A study published recently in the Journal of Biological Chemistry by Alejandro Heuck, biochemistry and molecular biology, with Yuzhou Tang and colleagues, offers new insights on the interaction and assembly mechanisms of channel-forming proteins PopB and PopD in the disease-causing bacterium, Pseudomonas aeruginosa. Heuck has for many years studied how toxic proteins secreted by pathogens make holes in cell membranes.
As he and co-authors explain, many pathogenic bacteria such as Pseudomonas cause life-threatening human diseases, including pneumonia, food poisoning and bubonic plague, by injecting toxins into host cells to establish the infection. They do this using a syringe-like nano-machine known as the Type III Secretion (T3S) system. Toxins gain access to the cell through a channel formed into the target membrane. The channel, named the T3S translocon, is formed by two proteins, PopB and PopD, secreted by the bacteria using the same T3S system. PopB and PopD are named traslocators.

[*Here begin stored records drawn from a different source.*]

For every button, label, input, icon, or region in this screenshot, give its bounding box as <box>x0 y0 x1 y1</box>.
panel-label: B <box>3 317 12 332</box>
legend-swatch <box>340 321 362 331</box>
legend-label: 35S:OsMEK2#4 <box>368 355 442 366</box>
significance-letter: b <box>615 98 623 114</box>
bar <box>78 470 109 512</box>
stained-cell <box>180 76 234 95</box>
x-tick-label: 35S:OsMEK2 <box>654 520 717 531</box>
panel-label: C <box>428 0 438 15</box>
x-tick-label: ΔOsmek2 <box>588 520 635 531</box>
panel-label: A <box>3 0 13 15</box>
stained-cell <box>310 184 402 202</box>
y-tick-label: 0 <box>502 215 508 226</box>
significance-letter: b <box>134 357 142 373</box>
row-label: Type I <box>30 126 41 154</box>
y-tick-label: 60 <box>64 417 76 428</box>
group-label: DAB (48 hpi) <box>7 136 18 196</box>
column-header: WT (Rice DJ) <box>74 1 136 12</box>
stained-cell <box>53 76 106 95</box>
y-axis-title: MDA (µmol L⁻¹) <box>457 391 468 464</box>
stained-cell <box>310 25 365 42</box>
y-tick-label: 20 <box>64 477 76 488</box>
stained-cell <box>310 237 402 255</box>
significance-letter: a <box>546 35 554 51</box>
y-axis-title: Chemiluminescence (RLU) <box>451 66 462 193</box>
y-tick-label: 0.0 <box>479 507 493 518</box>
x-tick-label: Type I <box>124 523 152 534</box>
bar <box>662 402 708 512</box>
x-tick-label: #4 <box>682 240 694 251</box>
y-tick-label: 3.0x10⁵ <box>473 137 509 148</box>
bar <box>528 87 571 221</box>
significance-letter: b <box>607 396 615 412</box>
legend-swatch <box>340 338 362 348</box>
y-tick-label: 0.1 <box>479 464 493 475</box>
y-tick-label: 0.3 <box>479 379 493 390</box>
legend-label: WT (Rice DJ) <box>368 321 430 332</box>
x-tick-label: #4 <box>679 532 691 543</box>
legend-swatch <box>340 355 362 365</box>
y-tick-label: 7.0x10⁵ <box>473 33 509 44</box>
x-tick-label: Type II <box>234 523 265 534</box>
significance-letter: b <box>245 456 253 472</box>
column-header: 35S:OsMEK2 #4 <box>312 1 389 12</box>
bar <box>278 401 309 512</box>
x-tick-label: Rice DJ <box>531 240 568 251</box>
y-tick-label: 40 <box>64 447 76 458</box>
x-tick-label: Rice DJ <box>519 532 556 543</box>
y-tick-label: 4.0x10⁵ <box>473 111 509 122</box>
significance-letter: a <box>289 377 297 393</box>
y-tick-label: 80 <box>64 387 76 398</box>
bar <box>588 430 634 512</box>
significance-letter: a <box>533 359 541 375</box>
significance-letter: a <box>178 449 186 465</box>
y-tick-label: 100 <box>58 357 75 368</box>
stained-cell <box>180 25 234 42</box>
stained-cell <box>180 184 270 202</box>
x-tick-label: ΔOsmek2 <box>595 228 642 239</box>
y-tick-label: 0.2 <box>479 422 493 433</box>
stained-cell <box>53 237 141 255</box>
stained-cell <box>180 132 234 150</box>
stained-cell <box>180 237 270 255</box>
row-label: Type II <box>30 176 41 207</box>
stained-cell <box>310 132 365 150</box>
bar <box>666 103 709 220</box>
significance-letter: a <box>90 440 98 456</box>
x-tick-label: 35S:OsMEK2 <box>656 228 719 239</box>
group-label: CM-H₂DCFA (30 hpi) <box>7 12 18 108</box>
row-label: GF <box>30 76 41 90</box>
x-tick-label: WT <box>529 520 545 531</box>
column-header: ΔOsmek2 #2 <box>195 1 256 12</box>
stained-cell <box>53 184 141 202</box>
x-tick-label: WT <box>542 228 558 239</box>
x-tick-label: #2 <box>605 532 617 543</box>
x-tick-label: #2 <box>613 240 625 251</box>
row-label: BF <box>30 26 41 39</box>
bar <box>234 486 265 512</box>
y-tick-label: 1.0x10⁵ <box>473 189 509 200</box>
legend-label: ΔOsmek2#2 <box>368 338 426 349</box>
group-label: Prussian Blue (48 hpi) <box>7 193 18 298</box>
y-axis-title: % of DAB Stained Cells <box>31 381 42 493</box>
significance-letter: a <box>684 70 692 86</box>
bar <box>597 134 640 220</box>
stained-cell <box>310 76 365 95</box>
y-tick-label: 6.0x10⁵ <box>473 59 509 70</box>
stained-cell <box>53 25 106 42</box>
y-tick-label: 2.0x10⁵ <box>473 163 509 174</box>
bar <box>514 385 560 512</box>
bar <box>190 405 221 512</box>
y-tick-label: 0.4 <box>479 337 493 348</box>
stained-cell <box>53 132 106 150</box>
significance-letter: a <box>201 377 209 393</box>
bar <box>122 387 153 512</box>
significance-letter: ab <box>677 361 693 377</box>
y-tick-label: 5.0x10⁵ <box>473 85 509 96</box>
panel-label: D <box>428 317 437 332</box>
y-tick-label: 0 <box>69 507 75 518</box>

The mechanism of translocator secretion during bacterial infection was known, but “how the membrane-associated translocators transition to a functional translocon has remained elusive,” the authors point out. Forming this channel is critical for the bacteria to cause infection. The researchers therefore hypothesized that blocking the channel assembly could interfere with the infection and lead to new drug treatments, which could be especially important to people with compromised immune systems, say Heuck, Tang and colleagues.
Combining a series of biophysical and cell-based assays, they show that the interaction between PopB and PopD play a key early role in guiding channel assembly. Further, they show that the interaction of the two is required to properly insert PopD into the target cell membrane and assemble functional channels.